6月9日に、新幹線の社内で発生した殺傷事件。殺人容疑で逮捕された小島一朗容疑者(22才)は、鉈とナイフで無差別に乗客を襲い、女性を守ろうとした会社員の梅田耕太郎さん(享年38)を殺害した。
こういった凶悪な事件を受け、殺人犯に対する刑事罰の厳罰化を求める声も多いが、一方で、悲嘆に暮れる人がいる。和歌山県精神保健福祉家族会連合会の副会長で、長男が精神障害を抱える大畠信雄さん(75才)だ。
「小島容疑者のやったことは決して許されることではありません。でも、彼が精神科病院に入院していた過去を持つという報道に接した時、複雑な心境になりました。そうした施設に通う当事者は、心の底では劣等感を持ちます。どんな障害者にもプライドはあり、誰しもスーツやネクタイをして会社に勤めたいとか、好きな人と結婚して子供を育てたいとか、普通の夢を持っていて、それを糧に生きていくものです。
親と決別し、誰にも理解されない中で、その夢を失い、鬱屈が社会に向いてしまったのだとしたら…。私たち周囲の人間に何かできることがあったのではないか。そう思わずにはいられないのです」
大畠さんの長男は、かつて他者への攻撃性が極めて強く、自身も幾度となく暴力を振るわれてきた。殴られ、蹴られ、肋骨を折られたこともある。

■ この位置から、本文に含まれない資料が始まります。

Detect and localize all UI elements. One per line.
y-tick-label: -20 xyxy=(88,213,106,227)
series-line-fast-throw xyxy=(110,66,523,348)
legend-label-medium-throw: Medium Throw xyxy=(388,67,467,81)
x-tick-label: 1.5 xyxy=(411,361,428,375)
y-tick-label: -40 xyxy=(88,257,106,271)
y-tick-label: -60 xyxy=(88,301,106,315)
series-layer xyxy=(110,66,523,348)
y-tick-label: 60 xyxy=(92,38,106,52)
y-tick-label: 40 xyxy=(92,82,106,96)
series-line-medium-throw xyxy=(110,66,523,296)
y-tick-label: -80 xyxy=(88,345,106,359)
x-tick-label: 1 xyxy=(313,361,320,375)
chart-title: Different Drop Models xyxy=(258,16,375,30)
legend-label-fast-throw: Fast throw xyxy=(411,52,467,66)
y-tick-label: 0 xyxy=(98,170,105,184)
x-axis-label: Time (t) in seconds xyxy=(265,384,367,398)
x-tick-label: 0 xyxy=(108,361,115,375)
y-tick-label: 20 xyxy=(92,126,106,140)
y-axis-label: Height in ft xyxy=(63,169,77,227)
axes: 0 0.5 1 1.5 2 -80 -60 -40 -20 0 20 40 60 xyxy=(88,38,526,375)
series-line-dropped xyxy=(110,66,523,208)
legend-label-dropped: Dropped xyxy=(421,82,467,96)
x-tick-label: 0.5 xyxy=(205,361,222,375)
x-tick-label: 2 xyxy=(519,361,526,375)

「それでも“知られたくない”という恥ずかしさが勝り、周囲の誰にも相談できず、息子の障害を隠し続けました。同じように、『外に出すと何が起きるかわからない』、と自宅に閉じ込める家族もたくさんいます。でも、それは八方塞がりになるだけで、何も解決しないんです。社会が手を差し伸べなければ、水面に浮上することは絶対にできない。
みなさん、道端で血を流してけがをしている人を見つけたら、助けますよね。精神的な病を抱えた人は、心に血を流しているのです。ゆえに誰にも気づかれない。世界からぽつんと孤立し、傷つきながらもがいている。
犯罪をする可能性が高いという理由で特定の人々を監視し、隔離するような社会が到来したら、精神を病む多くの人々が該当してしまうでしょう。それは本人や家族をますます追い詰め、最悪の事態へと向かわせるだけだと思うのです」(大畠さん)
小島容疑者の家族によれば、彼は常々「死にたい」「おれに生きる価値はない」と抑鬱的な発言を繰り返しており、時には「助けてください」という悲痛な叫びもあったという。
「人は誰しも、ひとりでは決して生きていけない。異質な者に相対した時、排除ではなく向き合う社会であってほしいと、切に願います」
そう語る大畠さんの言葉もまた、重い。